It takes a village to stop crime, in the eyes of Lt. Steven Romero of the Hawthorne Police Department.
In 2007, Romero developed CHAT (Citizens of Hawthorne Action Team), a community-based network that combines neighborhood watch programs, citizen safety patrols, emergency preparedness education and philanthropic efforts to reduce crime and build community in Hawthorne. Romero, a Hawthorne native, divides his time between supervising the entire Hawthorne Police Department patrol division, coaching the wrestling team at La Serna High School in Whittier, and completing a master’s degree in public administration at California State University, Fullerton.
Intersections South LA’s Lisa Rau sat down with Romero to talk about his role in the Hawthorne Police Department and the police department’s role in its community.
Lisa Rau: What makes Hawthorne different from other cities, in terms of its relationship with the police department?
Steven Romero: We’ve been able to establish a continual collaboration among both private and public sectors. Over here, we have the private sector being part of the entire wheel. They have say-so. They have input. They collectively work with local government and public safety agencies to make sure that these missions are achieved. Usually in other cities, that’s still bifurcated. You don’t have the two working together as a group.
LR: Have you seen any changes in crime since CHAT began?
SR: Absolutely. In fact, this last holiday season, we saw a drastic reduction in burglaries to autos, purse snatches and theft-related crimes at the shopping centers when the CHAT program was out there doing community patrols because it’s a high-visibility program. It’s a deterrent. We absolutely experienced less of a police response because these groups were out there doing proactive patrolling.
LR: Police departments all have their own styles. How would you describe the Hawthorne Police Department’s law enforcement style?
SR: We went from a law enforcement philosophy to more of a community-oriented philosophy. It’s just understanding and adopting the private sector into law enforcement, sharing the responsibility and working together with community members to solve the problems. Before, we would just throw a bunch of cops at the problem. But now, we actually turn to technology, the private sector and participants who come in and give us recommendations and even help us with developing programs.
LR: You mentioned technology. Do you mean social media? What kind of technology has the department implemented?
SR: We have a Twitter network that we use to get information out to the community. We use Facebook here. The CHAT website is a way to reach out to the community. We try to be innovative in the sense of being ahead of the curve and trying to stay in front of technology.
LR: What kind of things are posted the Twitter account?
SR: We publish real-time situations. If we’re responding to a crime and we don’t want the community to come into that particular environment or area, we’ll throw it on Twitter, and that’ll publish out to anybody who follows us on there. Like, hey, this area is closed for this reason.
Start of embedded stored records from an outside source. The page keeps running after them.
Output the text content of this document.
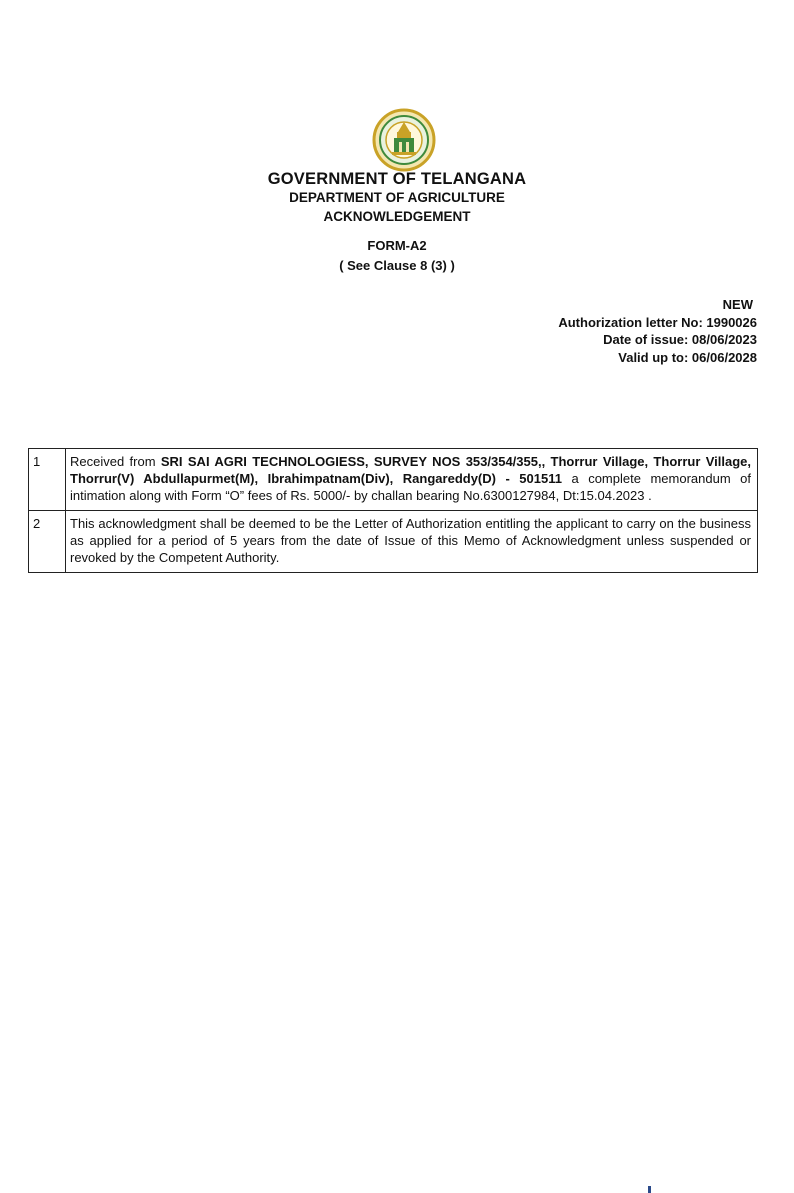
GOVERNMENT OF TELANGANA
DEPARTMENT OF AGRICULTURE
ACKNOWLEDGEMENT
FORM-A2
( See Clause 8 (3) )
NEW
Authorization letter No: 1990026
Date of issue: 08/06/2023
Valid up to: 06/06/2028
1	Received from SRI SAI AGRI TECHNOLOGIESS, SURVEY NOS 353/354/355,, Thorrur Village, Thorrur Village, Thorrur(V) Abdullapurmet(M), Ibrahimpatnam(Div), Rangareddy(D) - 501511 a complete memorandum of intimation along with Form “O” fees of Rs. 5000/- by challan bearing No.6300127984, Dt:15.04.2023 .
2	This acknowledgment shall be deemed to be the Letter of Authorization entitling the applicant to carry on the business as applied for a period of 5 years from the date of Issue of this Memo of Acknowledgment unless suspended or revoked by the Competent Authority.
On Facebook, they can submit inquiries to us about our policies and procedures, incidents that are taking place, or incidents that have taken place.
LR: I understand you recently went back to school as a graduate student. Can you tell me about that?
SR: My emphasis is in finance with a secondary emphasis in statistics. Basically, the purpose of attending that program with those particular emphases is because in law enforcement, we’re typically taught how to be law enforcers. However, we’re not really taught to manage public assets or how to actually procure assets and be a manager of everything you’re entrusted with.
LR: A lot of police departments are encountering financial strain due to budget cuts. How has this affected your department?
SR: All of our employees are taking furloughs. Mandatory furloughs. We did do some cutbacks in all budget areas, everything from equipment and operating costs to salaries and benefits. The employees have been very flexible, and we’ve all kind of worked together to try to get through these times. And I think we’re doing pretty well compared to some of our local agencies. Just the furloughs, I think, are the biggest strain for the employees.
Day-to-day operations, we’re still providing the same service that we did even before budget cuts, and even before these last two years of financial strains. We’re maintaining. Actually, in the process of restructuring our entire police department, we’re creating new offices, new assignments. So we’re actually ahead of the game, I think.
LR: Is there anything else you’d like to add about the Hawthorne Police Department?
SR: I’ve been very happy with my agency, and I would challenge any other agency to adopt some of our ways. And I think the citizens here are getting probably the best service that they’ll get from any agency across the country. We truly set the bar very high here, and I truly think we deliver a service that other agencies do not.
This interview was edited and condensed.